同調査では、企業の約7割は、蓄電池を含む分散型電源、スマートメータリング、エレクトロモビリティの事業分野の拡大と他産業との連携が最も強く発展していくと考えている。

 蓄電を含む分散型電源は、ほとんどの企業が従事しており、他社との協調が最も進んだ分野である。この分野への顧客の需要は高く、また企業間の協力体制も整っている。協調は、これまで、コンポーネントサプライヤー、エネルギー分野のパートナー、最終顧客、施工業者などとの間で行われている。コンポーネントサプライヤーとの協調は、太陽光発電設備や蓄電池などの分野で行われている。蓄電池を含む分散型電源の分野は、顧客への近接性や技術的なノウハウでシュタットヴェルケは競争優位に立っており、付加価値の約30%を稼ぎ出している。

スマートメータリングについては、ドイツでは、スマートメータゲートウェイ(SMGW)機能の政府認証が2020年初めとなり、現在その設置が佳境に入っている。この分野では、他のエネルギー供給事業者、ICTサービスプロバイダー、メーター・SMGWメーカーなどの部品サプライヤー、また住宅会社との連携は、不可欠であり、また着実に進展している。

BDEWの調査によると、スマートメータを用いた活動として、すでに実施またはこの1~2年のうちに実施するビジネスは、エネルギー供給と計量の組み合わせ (72%)、消費の見える化(71%)、変動料金(61%)、エネルギーマネジメント(59%)、一括検針(55%)、ディスアグリゲーション(21%)、第3者へのデータ提供(9%)となっている(カッコ内は調査対象企業に占める割合)(BDEW 2020)。スマートメータの設置のみにとどまらない活動の拡大は、異業種他社との協調の進展を示している。

なお、現段階で、第三者へのデータ提供について検討を行っている企業は少ない。その理由としては、SMGWを有するスマートメータの設置が始まったばかりであること、データを扱ったビジネスの経験がないこと、そして、最も重要なこととして、住民の高いロイヤルティを獲得しているシュタットヴェルケにとって、データセキュリティ確保に関しての懸念は払拭しきれていないことが挙げられる。しかし、業界団体BDEWは、データは「宝の山」であるして、プラットフォーマーの意義を強調している。
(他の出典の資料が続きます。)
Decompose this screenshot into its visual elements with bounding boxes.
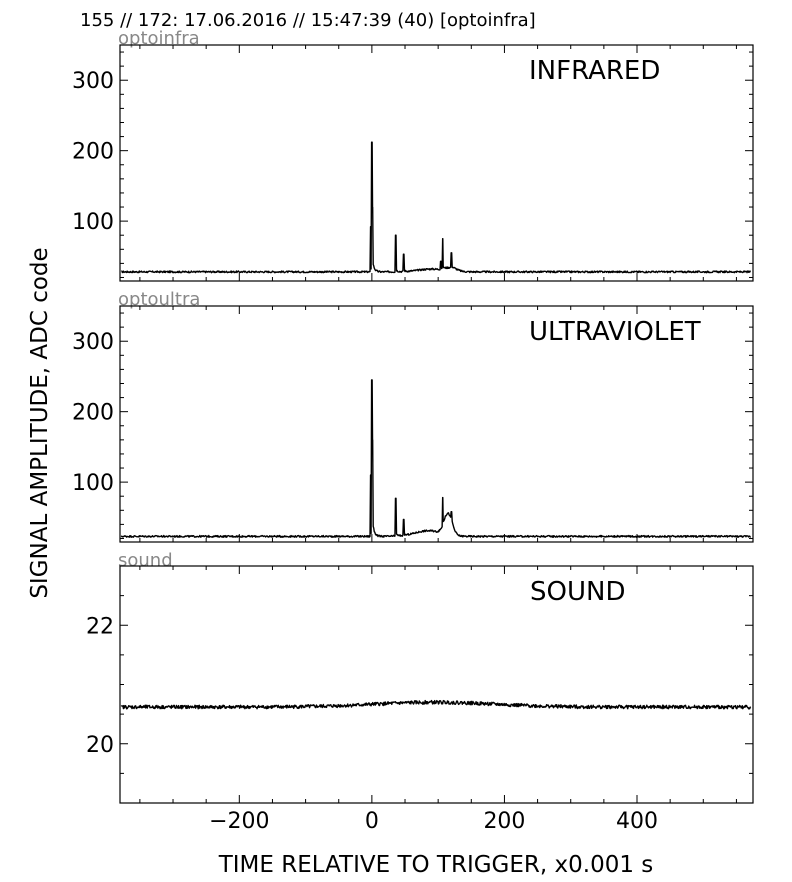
y-tick-label: 300: [72, 69, 114, 94]
plot-area: 100 200 300: [72, 44, 754, 282]
x-tick-label: 400: [616, 809, 658, 834]
panel-sublabel: optoinfra: [118, 28, 200, 49]
plot-area: 100 200 300: [72, 305, 754, 543]
plot-frame: [119, 565, 754, 804]
panel-sublabel: sound: [118, 550, 173, 571]
x-tick-label: 200: [483, 809, 525, 834]
y-tick-label: 20: [86, 733, 114, 758]
y-tick-label: 100: [72, 210, 114, 235]
plot-frame: [119, 305, 754, 543]
panel-title: SOUND: [530, 577, 625, 607]
panel-ultraviolet: optoultra 100 200 300 ULTRAVIOLET: [72, 289, 754, 543]
x-axis-label: TIME RELATIVE TO TRIGGER, x0.001 s: [218, 852, 654, 878]
panel-title: ULTRAVIOLET: [529, 317, 701, 347]
x-tick-label: −200: [209, 809, 269, 834]
panel-title: INFRARED: [529, 56, 660, 86]
figure-header: 155 // 172: 17.06.2016 // 15:47:39 (40) …: [80, 10, 536, 31]
y-tick-label: 200: [72, 401, 114, 426]
panel-sublabel: optoultra: [118, 289, 200, 310]
signal-line: [120, 699, 752, 710]
x-tick-labels: −200 0 200 400: [209, 809, 658, 834]
y-tick-label: 100: [72, 471, 114, 496]
plot-frame: [119, 44, 754, 282]
y-tick-label: 200: [72, 140, 114, 165]
y-tick-label: 22: [86, 614, 114, 639]
panel-infrared: optoinfra 100 200 300 INFRARED: [72, 28, 754, 282]
y-axis-label: SIGNAL AMPLITUDE, ADC code: [27, 247, 53, 598]
signal-line: [121, 141, 751, 274]
x-tick-label: 0: [365, 809, 379, 834]
signal-line: [120, 379, 751, 538]
y-tick-label: 300: [72, 330, 114, 355]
エレクトロモビリティについては、政府の政策と相俟って、電気事業者の関わりも活発化していくと考えられる。ドイツ連邦政府は、2019年10月に、気候保護法を閣議決定し、温室効果ガス削減のために、電気自動車を2030年には700~1000万台までに増大させ、そのため、充電ポイントの数を約100万に引き上げることを目指すこととなったまた、連邦政府は、電気自動車の普及促進のために、種々の税制上の優遇措置を導入し、充電ポイントの増大のために、給油所や顧客駐車場での充電設備の設置を義務付けることとなった。
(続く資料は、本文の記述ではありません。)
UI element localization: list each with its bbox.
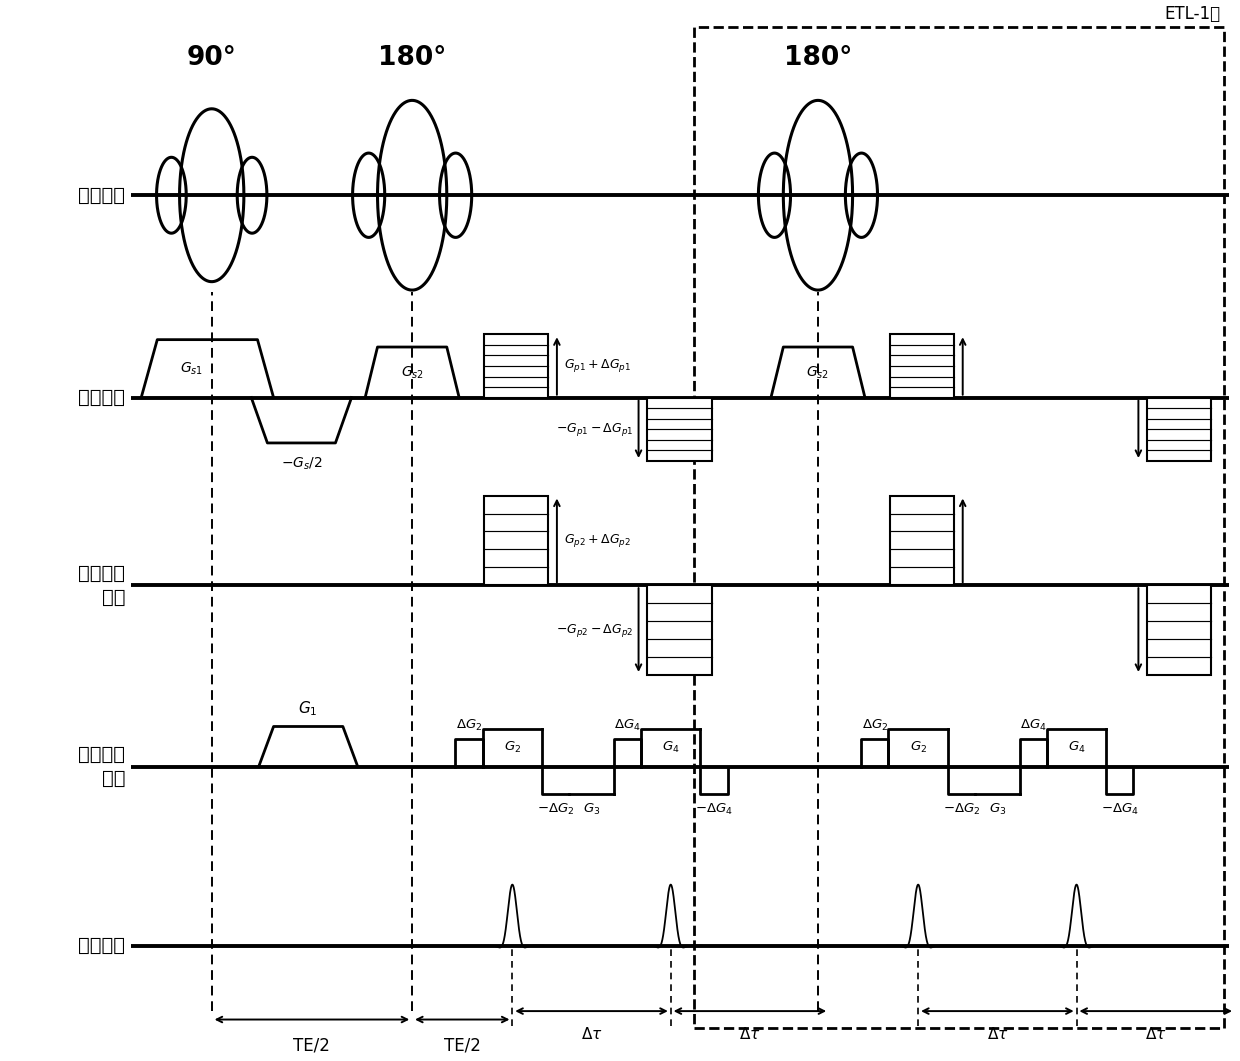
Text: $G_2$: $G_2$ <box>503 740 521 755</box>
Bar <box>647 398 712 460</box>
Bar <box>484 495 548 586</box>
Text: $\Delta\tau$: $\Delta\tau$ <box>580 1026 603 1042</box>
Text: TE/2: TE/2 <box>294 1037 330 1055</box>
Text: 90°: 90° <box>187 45 237 71</box>
Text: $-\Delta G_2$: $-\Delta G_2$ <box>942 802 980 817</box>
Text: $\Delta G_4$: $\Delta G_4$ <box>1019 717 1047 733</box>
Text: $\Delta\tau$: $\Delta\tau$ <box>739 1026 761 1042</box>
Text: 频率编码
梯度: 频率编码 梯度 <box>78 745 125 788</box>
Text: $G_3$: $G_3$ <box>583 802 600 817</box>
Text: $G_2$: $G_2$ <box>910 740 926 755</box>
Text: $G_3$: $G_3$ <box>988 802 1006 817</box>
Bar <box>1147 586 1211 675</box>
Text: 射频脉冲: 射频脉冲 <box>78 186 125 205</box>
Text: $\Delta G_4$: $\Delta G_4$ <box>614 717 641 733</box>
Text: 选层梯度: 选层梯度 <box>78 388 125 407</box>
Text: ETL-1次: ETL-1次 <box>1164 5 1220 23</box>
Text: $G_4$: $G_4$ <box>1068 740 1085 755</box>
Bar <box>647 586 712 675</box>
Text: 180°: 180° <box>378 45 446 71</box>
Text: $G_1$: $G_1$ <box>299 699 317 718</box>
Text: $\Delta\tau$: $\Delta\tau$ <box>1145 1026 1167 1042</box>
Text: $G_{p2}+\Delta G_{p2}$: $G_{p2}+\Delta G_{p2}$ <box>564 532 631 549</box>
Text: 相位编码
梯度: 相位编码 梯度 <box>78 563 125 607</box>
Bar <box>890 334 954 398</box>
Text: $G_{p1}+\Delta G_{p1}$: $G_{p1}+\Delta G_{p1}$ <box>564 358 631 375</box>
Text: 信号采集: 信号采集 <box>78 936 125 955</box>
Text: $G_{s1}$: $G_{s1}$ <box>180 361 203 377</box>
Text: $G_{s2}$: $G_{s2}$ <box>806 364 830 381</box>
Text: $-\Delta G_4$: $-\Delta G_4$ <box>1101 802 1138 817</box>
Bar <box>890 495 954 586</box>
Text: $-G_s/2$: $-G_s/2$ <box>281 455 322 472</box>
Bar <box>1147 398 1211 460</box>
Bar <box>484 334 548 398</box>
Text: $\Delta G_2$: $\Delta G_2$ <box>456 717 482 733</box>
Text: $-\Delta G_2$: $-\Delta G_2$ <box>537 802 574 817</box>
Text: $G_{s2}$: $G_{s2}$ <box>401 364 424 381</box>
Text: $-\Delta G_4$: $-\Delta G_4$ <box>696 802 733 817</box>
Text: $\Delta\tau$: $\Delta\tau$ <box>987 1026 1008 1042</box>
Bar <box>694 27 1224 1028</box>
Text: $-G_{p1}-\Delta G_{p1}$: $-G_{p1}-\Delta G_{p1}$ <box>556 421 634 438</box>
Text: $\Delta G_2$: $\Delta G_2$ <box>862 717 888 733</box>
Text: TE/2: TE/2 <box>444 1037 481 1055</box>
Text: $-G_{p2}-\Delta G_{p2}$: $-G_{p2}-\Delta G_{p2}$ <box>557 622 634 639</box>
Text: $G_4$: $G_4$ <box>662 740 680 755</box>
Text: 180°: 180° <box>784 45 852 71</box>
エレクトロモビリティの拡大は、自動車産業だけでなく電力産業にとっても大きな関心事であり、電力企業はこの分野に従事することにより追加的な収益を獲得できる。また、充電インフラの拡大は、電力ビジネスや地域との近接性ゆえに、電力会社は競争上の優位に立つことができる。このため、シュタットヴェルケの79%は、すでに充電ステーションの運営を行っている(BDEW 2020)。これに対して、デジタルモビリティプラットフォームやモビリティ・アズ・ア・サービス(MaaS)に従事する企業は、現在、それぞれ20%、12%であるが、至近年に従事する企業を含めると、それぞれ36%、24%である(BDEW 2020)。

エレクトロモビリティの分野では、シュッタヴェルケは、これまでのところ、主に他のエネルギー供給事業者、ICTサービスプロバイダー、住宅企業と協調している。現在では、調査対象企業のうち、自動車業界と協力している企業はわずか8%にとどまっているが(BDEW 2019)、エレクトモビリティの大幅拡大と充電ステーションの大量増加という政治的目標が掲げられる中で、シュタットヴェルケにとって、包括的なエコシステムの確立が急務となっている。

わが国の電気事業も、ドイツ同様、ビジネスの拡大は漸進的に進められてきたが、その際コアビジネスの延長線上に最大のポテンシャルを見出すことができるだろう。本コラムで紹介したドイツの電気事業における新たな価値創出のためのコアビジネスの拡大と他社との協調の実態は、わが国電気事業にとっても参考になるところが多いだろう。

【プロフィール】国際基督教大修士卒。電力中央研究所を経て、学習院大学経済学部特別客員教授、慶應義塾大学大学院特別招聘教授などを歴任。東北電力経営アドバイザー。専門は公益事業論、電気事業経営論。著書に、「電力改革」「エネルギーセキュリティ」「電力政策再考」など。